A yaml file is written per publication in _posts/pubs/.

Still todo

  • Change colors like cims website
  • Set up godaddy email fwd
  • Overview of posts/pages by tags.
  • Comments:
    • I first thought of using disqus which is easy but everything depends now on a third party providing scripts & hosting.
    • But my main problem is that I see many popular ML bloggers having most discussion about their blog posts playing out on twitter. So somehow I started dreaming about automatically pulling all twitter discussion to display in the comment section. Maybe together with an option of classical comments below the page.
    • Staticman seems perfect! (found through this blog post). Staticman uses some javascript and a node.js server to accept user comments, create a jekyll data file in the repo which holds the comment, and push them to github automatically, to be displayed with liquid iteration.

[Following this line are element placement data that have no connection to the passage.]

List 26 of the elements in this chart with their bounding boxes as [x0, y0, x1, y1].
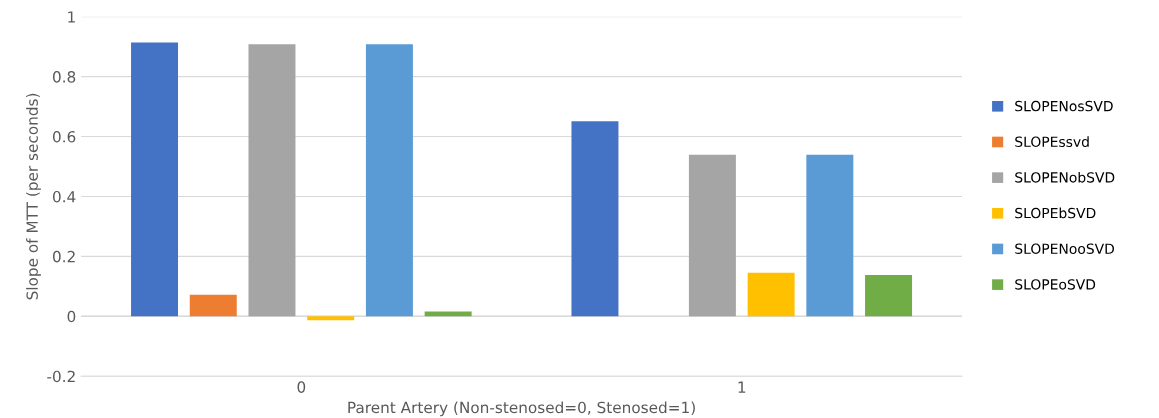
bar: [571, 121, 619, 317]
y-tick-label: 0.2: [52, 250, 75, 263]
bar: [424, 311, 472, 317]
y-tick-label: -0.2: [47, 370, 75, 383]
y-tick-label: 0.6: [52, 131, 76, 143]
bar: [365, 44, 413, 317]
y-tick-label: 0.8: [52, 71, 76, 83]
legend-label: SLOPEbSVD: [1015, 207, 1096, 219]
bar: [865, 274, 913, 317]
y-axis-title: Slope of MTT (per seconds): [26, 93, 41, 300]
bar: [806, 154, 854, 317]
bar: [307, 316, 355, 321]
bar: [248, 44, 296, 317]
bar: [189, 294, 237, 317]
legend-label: SLOPENobSVD: [1015, 171, 1115, 183]
legend-label: SLOPENosSVD: [1015, 100, 1113, 112]
y-tick-label: 1: [68, 11, 75, 23]
legend-label: SLOPEoSVD: [1015, 279, 1096, 290]
bar: [688, 154, 736, 317]
x-axis-title: Parent Artery (Non-stenosed=0, Stenosed=1): [348, 401, 695, 417]
legend-label: SLOPEssvd: [1015, 136, 1089, 147]
y-tick-label: 0: [67, 310, 76, 323]
bar: [747, 272, 795, 317]
y-tick-label: 0.4: [52, 190, 76, 203]
bar: [131, 42, 179, 317]
legend-label: SLOPENooSVD: [1015, 243, 1115, 254]
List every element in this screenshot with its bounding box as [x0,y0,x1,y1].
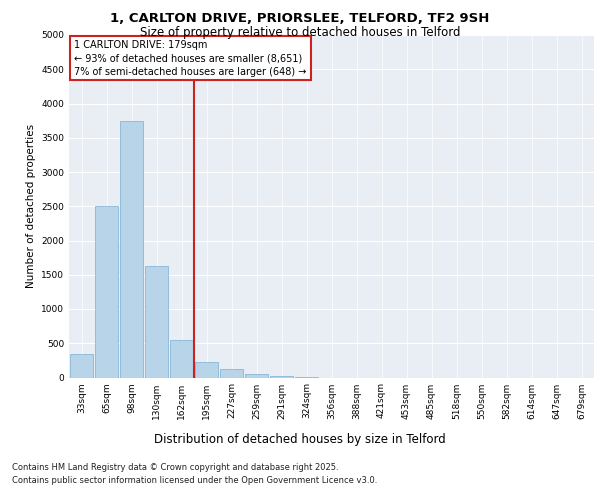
Y-axis label: Number of detached properties: Number of detached properties [26,124,35,288]
Text: 1, CARLTON DRIVE, PRIORSLEE, TELFORD, TF2 9SH: 1, CARLTON DRIVE, PRIORSLEE, TELFORD, TF… [110,12,490,26]
Text: Distribution of detached houses by size in Telford: Distribution of detached houses by size … [154,432,446,446]
Text: Contains HM Land Registry data © Crown copyright and database right 2025.: Contains HM Land Registry data © Crown c… [12,464,338,472]
Text: Size of property relative to detached houses in Telford: Size of property relative to detached ho… [140,26,460,39]
Bar [220,369,243,378]
Bar [270,376,293,378]
Text: 1 CARLTON DRIVE: 179sqm
← 93% of detached houses are smaller (8,651)
7% of semi-: 1 CARLTON DRIVE: 179sqm ← 93% of detache… [74,40,307,76]
Bar [120,120,143,378]
Bar [70,354,93,378]
Bar [170,340,193,378]
Bar [195,362,218,378]
Bar [145,266,168,378]
Bar [95,206,118,378]
Text: Contains public sector information licensed under the Open Government Licence v3: Contains public sector information licen… [12,476,377,485]
Bar [245,374,268,378]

    • This would work well to merge twitter + comments, if I have a chron job running that keeps track of tweets according to some criterion, then auto-commits links to them to be displayed with some twitter plugin.
    • Bonus points because this would give my raspberry pi something useful to do: the chron job for tweets, and maybe even running the staticman node.js server? (opening up port 80 to the world.. shudder)
    • But hey my paternity leave is almost up so yeah.. this probably ain’t gonna happen anytime soon.
  • Actually write blog posts